There was a slight pause. The look Miles gave him left him in no doubt that he considered his friend to be a hopeless case, and Phoenix found himself blushing again.
“I suppose we’ll have to share, then. We can’t wait it out or we’ll be late for school.”
“I suppose.”
It had been awkward at first. When they were nine, Phoenix had been slightly taller than Miles, so with the other boy holding the umbrella it made things a little complicated. Normally, he never complained about anything when he was with Miles. Miles was almost always right - that was just how it was. But after he’d nearly lost an eye to the spokes twice, and his hair had started to get straggly from the number of times that Miles had let the wet canopy bob down onto his head, Phoenix was beginning to feel a little irritated. When he saw the spokes swinging towards him again out of the corner of his eye he reacted automatically and his hand closed over Miles’ on the handle, pushing the umbrella up a couple of inches to give himself a margin of safety.
He felt Miles’ step falter for a moment as their hands made contact and his friend’s fingers tensed briefly under his. His own cheeks burned a little too at the unaccustomed physical contact, and he found that the azaleas outside Mrs Dooley’s house required his undivided attention as they passed.
They walked along in silence for a while, both aware of the warmth of their hands against each other but neither wishing to remark on it. Phoenix supposed that if anyone from school saw them they’d be laughed at, but the rain meant that there was no one around and really, it felt quite nice. He even ventured a sideways look at Miles, and when he did he caught Miles doing exactly the same thing. Phoenix wasn’t sure who smiled first, but within moments they had dissolved into laughter, all discomfort gone as they huddled together against the rain.
--
“Wright?” Phoenix was jerked out of his memories by a familiar voice directly behind him. He turned to see Miles Edgeworth regarding him with a mixture of suspicion and disdain.

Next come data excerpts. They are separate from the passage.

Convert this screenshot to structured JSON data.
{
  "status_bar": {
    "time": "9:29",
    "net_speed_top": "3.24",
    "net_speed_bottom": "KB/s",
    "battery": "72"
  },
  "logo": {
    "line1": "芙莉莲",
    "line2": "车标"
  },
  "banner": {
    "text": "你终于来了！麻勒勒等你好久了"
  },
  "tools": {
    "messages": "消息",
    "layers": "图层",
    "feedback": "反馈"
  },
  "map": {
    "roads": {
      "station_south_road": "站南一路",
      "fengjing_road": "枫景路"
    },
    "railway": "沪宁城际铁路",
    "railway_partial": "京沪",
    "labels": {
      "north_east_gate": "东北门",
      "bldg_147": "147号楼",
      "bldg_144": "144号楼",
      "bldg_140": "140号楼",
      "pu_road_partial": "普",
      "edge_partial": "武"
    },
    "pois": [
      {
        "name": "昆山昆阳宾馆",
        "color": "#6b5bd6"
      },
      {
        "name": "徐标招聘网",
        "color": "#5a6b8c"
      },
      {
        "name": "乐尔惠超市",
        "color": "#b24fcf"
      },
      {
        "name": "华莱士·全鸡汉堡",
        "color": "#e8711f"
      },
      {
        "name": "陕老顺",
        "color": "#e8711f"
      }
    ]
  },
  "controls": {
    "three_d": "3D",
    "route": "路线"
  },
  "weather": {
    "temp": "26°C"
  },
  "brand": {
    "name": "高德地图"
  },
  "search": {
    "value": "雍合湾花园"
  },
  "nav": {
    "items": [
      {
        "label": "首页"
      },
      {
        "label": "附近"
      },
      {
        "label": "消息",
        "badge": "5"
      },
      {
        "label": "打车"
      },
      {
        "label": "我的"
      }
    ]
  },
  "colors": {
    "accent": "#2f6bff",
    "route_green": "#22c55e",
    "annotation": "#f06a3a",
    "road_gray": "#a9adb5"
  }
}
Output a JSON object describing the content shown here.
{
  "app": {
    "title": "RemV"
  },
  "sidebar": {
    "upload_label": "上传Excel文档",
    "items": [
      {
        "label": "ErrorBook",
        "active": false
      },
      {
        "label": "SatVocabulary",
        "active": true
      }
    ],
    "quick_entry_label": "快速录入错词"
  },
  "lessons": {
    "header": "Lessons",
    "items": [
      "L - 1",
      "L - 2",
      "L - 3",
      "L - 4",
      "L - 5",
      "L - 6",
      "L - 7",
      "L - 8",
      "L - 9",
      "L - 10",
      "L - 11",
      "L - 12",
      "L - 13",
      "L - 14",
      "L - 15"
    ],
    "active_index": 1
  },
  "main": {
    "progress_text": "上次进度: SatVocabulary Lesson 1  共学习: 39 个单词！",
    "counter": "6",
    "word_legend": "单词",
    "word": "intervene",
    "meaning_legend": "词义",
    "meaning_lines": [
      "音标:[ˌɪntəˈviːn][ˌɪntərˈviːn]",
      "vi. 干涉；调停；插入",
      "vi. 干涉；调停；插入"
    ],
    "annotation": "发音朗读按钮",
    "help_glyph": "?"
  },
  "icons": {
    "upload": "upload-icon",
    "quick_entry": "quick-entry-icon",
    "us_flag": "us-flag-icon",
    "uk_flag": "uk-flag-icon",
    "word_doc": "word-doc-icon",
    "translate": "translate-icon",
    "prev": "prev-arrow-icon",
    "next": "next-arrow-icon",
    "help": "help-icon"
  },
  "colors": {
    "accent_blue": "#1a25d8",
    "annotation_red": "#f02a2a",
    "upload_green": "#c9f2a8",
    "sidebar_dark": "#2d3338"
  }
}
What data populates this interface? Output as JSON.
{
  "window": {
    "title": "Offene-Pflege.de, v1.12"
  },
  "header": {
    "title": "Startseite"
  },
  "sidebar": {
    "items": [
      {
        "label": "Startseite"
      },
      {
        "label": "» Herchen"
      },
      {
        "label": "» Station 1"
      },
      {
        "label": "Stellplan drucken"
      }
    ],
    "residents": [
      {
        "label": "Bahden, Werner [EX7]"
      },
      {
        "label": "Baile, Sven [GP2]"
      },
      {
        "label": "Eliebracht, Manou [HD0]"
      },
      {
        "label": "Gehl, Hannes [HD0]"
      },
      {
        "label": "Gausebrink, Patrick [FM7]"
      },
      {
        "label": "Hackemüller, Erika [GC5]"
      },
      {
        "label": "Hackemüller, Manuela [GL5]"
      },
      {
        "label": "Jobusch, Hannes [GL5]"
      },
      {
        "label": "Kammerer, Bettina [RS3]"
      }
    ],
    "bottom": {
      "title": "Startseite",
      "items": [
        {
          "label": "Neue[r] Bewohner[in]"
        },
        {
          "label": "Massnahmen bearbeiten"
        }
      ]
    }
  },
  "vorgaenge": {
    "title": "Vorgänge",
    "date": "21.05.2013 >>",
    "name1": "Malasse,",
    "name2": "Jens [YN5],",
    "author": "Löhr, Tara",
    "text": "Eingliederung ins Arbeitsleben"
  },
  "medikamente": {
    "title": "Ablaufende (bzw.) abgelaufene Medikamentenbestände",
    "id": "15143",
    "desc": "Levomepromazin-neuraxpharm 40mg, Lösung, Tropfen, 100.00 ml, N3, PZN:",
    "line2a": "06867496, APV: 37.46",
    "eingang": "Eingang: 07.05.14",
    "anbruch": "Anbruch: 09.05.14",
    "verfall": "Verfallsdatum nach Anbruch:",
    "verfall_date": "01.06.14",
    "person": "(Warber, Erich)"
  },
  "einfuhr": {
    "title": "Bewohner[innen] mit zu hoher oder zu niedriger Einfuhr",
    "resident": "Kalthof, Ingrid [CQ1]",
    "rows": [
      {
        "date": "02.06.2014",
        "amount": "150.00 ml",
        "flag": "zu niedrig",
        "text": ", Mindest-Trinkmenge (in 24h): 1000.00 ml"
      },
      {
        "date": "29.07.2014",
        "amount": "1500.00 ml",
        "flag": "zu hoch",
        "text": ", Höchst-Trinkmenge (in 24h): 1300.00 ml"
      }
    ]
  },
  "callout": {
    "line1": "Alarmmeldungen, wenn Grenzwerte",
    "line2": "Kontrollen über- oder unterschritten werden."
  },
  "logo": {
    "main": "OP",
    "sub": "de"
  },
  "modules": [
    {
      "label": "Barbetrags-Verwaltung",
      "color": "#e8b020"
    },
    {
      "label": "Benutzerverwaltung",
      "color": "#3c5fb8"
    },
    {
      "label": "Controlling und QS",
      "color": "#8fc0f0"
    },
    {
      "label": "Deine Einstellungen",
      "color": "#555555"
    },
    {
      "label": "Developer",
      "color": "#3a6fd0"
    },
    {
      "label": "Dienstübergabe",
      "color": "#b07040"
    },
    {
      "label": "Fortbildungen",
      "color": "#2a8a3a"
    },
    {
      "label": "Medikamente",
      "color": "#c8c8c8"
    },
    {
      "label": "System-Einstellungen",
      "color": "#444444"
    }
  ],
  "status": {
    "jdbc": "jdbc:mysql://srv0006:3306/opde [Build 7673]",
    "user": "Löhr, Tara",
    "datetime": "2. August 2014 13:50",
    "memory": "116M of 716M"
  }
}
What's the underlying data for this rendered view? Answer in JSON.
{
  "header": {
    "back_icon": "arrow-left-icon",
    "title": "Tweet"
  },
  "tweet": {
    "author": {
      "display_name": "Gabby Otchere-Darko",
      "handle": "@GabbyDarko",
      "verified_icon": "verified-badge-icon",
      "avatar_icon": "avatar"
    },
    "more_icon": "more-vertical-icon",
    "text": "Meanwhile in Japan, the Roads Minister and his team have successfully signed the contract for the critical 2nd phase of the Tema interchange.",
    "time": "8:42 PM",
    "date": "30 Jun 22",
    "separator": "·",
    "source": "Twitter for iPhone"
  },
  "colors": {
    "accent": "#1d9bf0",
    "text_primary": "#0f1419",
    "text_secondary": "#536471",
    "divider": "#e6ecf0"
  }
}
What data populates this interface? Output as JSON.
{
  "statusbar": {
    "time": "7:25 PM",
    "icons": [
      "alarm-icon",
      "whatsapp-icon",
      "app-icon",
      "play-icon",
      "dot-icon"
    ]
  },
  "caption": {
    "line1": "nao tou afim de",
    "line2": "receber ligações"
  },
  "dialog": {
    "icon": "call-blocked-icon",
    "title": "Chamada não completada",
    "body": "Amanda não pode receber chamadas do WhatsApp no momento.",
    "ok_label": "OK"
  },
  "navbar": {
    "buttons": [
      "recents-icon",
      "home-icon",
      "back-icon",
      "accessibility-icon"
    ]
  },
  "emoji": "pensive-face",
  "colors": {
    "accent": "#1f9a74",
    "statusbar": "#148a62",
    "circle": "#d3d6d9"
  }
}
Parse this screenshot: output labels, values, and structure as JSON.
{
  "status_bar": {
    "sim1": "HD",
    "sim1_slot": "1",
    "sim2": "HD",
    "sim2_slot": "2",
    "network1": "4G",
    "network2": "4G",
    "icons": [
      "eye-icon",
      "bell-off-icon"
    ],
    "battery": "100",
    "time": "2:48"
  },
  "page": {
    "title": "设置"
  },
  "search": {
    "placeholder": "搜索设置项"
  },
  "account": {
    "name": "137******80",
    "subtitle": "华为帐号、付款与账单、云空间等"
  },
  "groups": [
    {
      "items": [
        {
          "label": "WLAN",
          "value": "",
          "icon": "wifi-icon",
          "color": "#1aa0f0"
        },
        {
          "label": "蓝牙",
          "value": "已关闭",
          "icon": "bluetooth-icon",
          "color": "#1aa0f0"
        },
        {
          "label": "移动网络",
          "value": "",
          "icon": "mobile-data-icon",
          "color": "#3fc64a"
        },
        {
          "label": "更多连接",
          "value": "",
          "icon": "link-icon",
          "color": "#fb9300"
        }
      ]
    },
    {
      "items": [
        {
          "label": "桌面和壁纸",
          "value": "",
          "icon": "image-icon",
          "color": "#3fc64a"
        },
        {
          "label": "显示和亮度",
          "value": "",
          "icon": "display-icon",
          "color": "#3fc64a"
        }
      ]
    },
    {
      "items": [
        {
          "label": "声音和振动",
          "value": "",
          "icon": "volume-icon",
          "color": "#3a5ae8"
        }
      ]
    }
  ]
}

“What are you doing, exactly?” Edgeworth was looking past him with obvious disapproval at the unmistakeable nose print on the glass door.
“It’s raining,” Phoenix pointed out. “I’m waiting for it to stop. I don’t want to have to stand up in court in soaking wet clothes.”
“And does that require pressing your face up to the window like a sugar-deprived child at a candy store?”
Phoenix pulled a face at the arched eyebrow that accompanied the question and cast another depressed glance at the downpour outside that showed no sign of abating.
“Really, Wright. Don’t you own an umbrella?” The tone of exasperation was a familiar one that he’d heard in court many times.
“I left it on the bus last month and I guess I forgot to buy another.”
With another look of disdain and a slight shake of the head, Edgeworth stepped past him and out of the building, stopping to turn up his collar and put up his expensive, black, wooden-handled golf umbrella on the steps outside. He glanced at his watch, sighed visibly, then turned back and pushed the door open again.
“I suppose we’ll have to share, then. You can’t wait it out or you’ll be late for court and I’m not in the mood to explain that to the judge.”
Phoenix smiled.
--
He didn’t really remember now what colour that umbrella had been. Probably it had just been a plain black one. But in his mind’s eye it would always be the colour of a rainbow.